- Artist: Nilda M. Comas
- Year: 2022
- Medium: Marble sculpture
- Subject: Mary McLeod Bethune
- Dimensions: (11 feet (including pedestal) in)
- Weight: 6,129 lbs
- Location: Washington, D.C., United States;

= Statue of Mary McLeod Bethune (U.S. Capitol) =

Statue by Nilda M. Comas

Nilda Comas sculpting Mary McLeod Bethune out of clay for a marble statue to be installed in Statuary Hall in Washington D.C.

The statue honoring civil rights and women's rights activist Mary McLeod Bethune was unveiled in the United States Capitol in Washington, D.C., representing Florida in the National Statuary Hall Collection on July 13, 2022. This makes her the first black American represented in the National Statuary Hall Collection.

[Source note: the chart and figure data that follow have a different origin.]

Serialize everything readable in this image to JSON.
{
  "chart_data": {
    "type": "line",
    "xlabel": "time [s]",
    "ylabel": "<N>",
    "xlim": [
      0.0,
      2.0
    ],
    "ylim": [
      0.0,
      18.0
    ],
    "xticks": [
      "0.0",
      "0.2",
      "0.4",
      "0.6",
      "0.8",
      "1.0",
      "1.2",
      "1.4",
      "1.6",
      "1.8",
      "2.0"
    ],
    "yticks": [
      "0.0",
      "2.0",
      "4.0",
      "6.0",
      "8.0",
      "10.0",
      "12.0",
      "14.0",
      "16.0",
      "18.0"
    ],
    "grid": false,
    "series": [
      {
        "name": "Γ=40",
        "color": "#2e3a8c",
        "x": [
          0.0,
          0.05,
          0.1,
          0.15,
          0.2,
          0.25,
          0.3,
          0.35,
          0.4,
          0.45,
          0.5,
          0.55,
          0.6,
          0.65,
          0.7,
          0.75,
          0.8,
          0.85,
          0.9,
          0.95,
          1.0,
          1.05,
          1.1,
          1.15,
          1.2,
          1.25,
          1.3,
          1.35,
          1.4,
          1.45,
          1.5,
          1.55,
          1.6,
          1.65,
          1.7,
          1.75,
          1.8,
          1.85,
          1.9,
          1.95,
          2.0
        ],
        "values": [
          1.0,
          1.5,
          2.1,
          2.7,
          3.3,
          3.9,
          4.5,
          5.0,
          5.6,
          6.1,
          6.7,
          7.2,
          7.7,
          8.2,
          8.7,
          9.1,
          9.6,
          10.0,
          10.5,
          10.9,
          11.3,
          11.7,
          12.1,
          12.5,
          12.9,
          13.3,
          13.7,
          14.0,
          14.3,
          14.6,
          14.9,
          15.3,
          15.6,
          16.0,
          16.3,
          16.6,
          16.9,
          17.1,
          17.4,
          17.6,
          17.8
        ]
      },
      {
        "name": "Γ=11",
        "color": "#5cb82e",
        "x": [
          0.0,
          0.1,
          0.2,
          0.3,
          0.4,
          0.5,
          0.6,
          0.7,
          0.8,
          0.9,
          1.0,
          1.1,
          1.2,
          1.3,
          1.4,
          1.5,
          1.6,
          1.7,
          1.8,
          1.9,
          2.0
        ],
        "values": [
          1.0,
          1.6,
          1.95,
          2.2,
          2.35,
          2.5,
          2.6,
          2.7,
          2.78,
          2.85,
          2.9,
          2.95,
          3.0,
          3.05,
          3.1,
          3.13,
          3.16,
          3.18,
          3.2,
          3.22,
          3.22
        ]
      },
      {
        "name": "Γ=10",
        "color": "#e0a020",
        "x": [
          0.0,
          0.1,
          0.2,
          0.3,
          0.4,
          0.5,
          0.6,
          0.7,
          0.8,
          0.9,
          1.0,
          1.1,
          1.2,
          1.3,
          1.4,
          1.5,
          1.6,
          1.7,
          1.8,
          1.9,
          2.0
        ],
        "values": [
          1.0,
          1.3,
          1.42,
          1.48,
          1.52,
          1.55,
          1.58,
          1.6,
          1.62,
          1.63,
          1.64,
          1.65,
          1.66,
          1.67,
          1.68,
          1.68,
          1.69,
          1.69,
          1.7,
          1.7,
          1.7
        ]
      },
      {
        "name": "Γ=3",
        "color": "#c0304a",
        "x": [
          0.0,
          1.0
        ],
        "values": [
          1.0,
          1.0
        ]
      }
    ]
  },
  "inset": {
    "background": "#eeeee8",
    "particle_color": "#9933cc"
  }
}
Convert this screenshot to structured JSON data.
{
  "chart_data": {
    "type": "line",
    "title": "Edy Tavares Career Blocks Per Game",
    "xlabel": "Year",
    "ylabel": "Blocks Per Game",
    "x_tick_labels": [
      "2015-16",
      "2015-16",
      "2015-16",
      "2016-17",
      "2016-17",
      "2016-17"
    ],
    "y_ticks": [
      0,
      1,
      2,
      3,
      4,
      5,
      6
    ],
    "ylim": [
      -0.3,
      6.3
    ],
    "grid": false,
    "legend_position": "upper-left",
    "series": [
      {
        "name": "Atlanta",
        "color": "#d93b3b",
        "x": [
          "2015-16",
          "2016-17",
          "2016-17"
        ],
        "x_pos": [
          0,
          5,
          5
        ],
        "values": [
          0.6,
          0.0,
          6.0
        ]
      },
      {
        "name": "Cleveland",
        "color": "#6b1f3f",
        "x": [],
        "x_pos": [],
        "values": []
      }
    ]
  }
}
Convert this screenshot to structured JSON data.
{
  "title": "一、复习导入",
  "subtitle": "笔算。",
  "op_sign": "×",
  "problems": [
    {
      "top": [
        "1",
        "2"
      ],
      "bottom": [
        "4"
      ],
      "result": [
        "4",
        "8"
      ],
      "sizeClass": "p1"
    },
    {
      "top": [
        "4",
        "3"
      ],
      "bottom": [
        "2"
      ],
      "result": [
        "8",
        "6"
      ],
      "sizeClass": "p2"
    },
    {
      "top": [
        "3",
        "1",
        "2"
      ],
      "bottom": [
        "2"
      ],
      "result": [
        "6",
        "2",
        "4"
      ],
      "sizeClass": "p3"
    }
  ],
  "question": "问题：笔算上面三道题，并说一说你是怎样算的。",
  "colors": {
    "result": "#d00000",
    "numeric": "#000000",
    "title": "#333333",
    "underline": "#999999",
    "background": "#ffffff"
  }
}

The statue is made of Italian Carrara marble and was carved by Nilda M. Comas in Pietrasanta, Italy. The marble came from the same Tuscan quarry used by Michelangelo to carve David. The completed statue weighs 3 tons and measures 11 feet tall, including the base.

Master sculptor, Comas, is the first artist of Puerto Rican descent to be commissioned to contribute to the National Statuary Hall Collection. She was the artist selected out of a pool of 1,600. She worked from her studios in Ft. Lauderdale, Florida and Pietrasanta, Italy, and she traveled to Mayesville, South Carolina--Dr. Bethune's hometown--to research the life and personality of her subject.

In addition to conveying a likeness, the statue represents symbols of Dr. Bethune's life and legacy. Dr. Bethune is clad in cap and gown to represent her lifelong devotion to education. Comas sculpted the rose from a Spanish black marble. The token commemorates Dr. Bethune's visit to a multi-colored rose garden, in which she envisioned the possibility of racial harmony and the value of diversity to individuals and society alike. The base of the statue serves to balance the weight of the statue as a whole and was carved into forms of large books, the words on the spines are the actual words of Dr. Bethune's last will and testament, "I leave you love, hope, faith, racial dignity, a thirst for education, courage and peace." The statue's cane represents a cherished cane that Dr. Bethune once leaned upon, a cane that President Franklin Roosevelt had possessed and gifted to her through her friend, Eleanor Roosevelt. Finally, the statue's base is inscribed with a quote from Dr. Bethune: "Invest in the human soul. Who knows, it may be a diamond in the rough."

The statue replaced Confederate General Edmund Kirby Smith's statue as one of Florida's two offerings to the collection.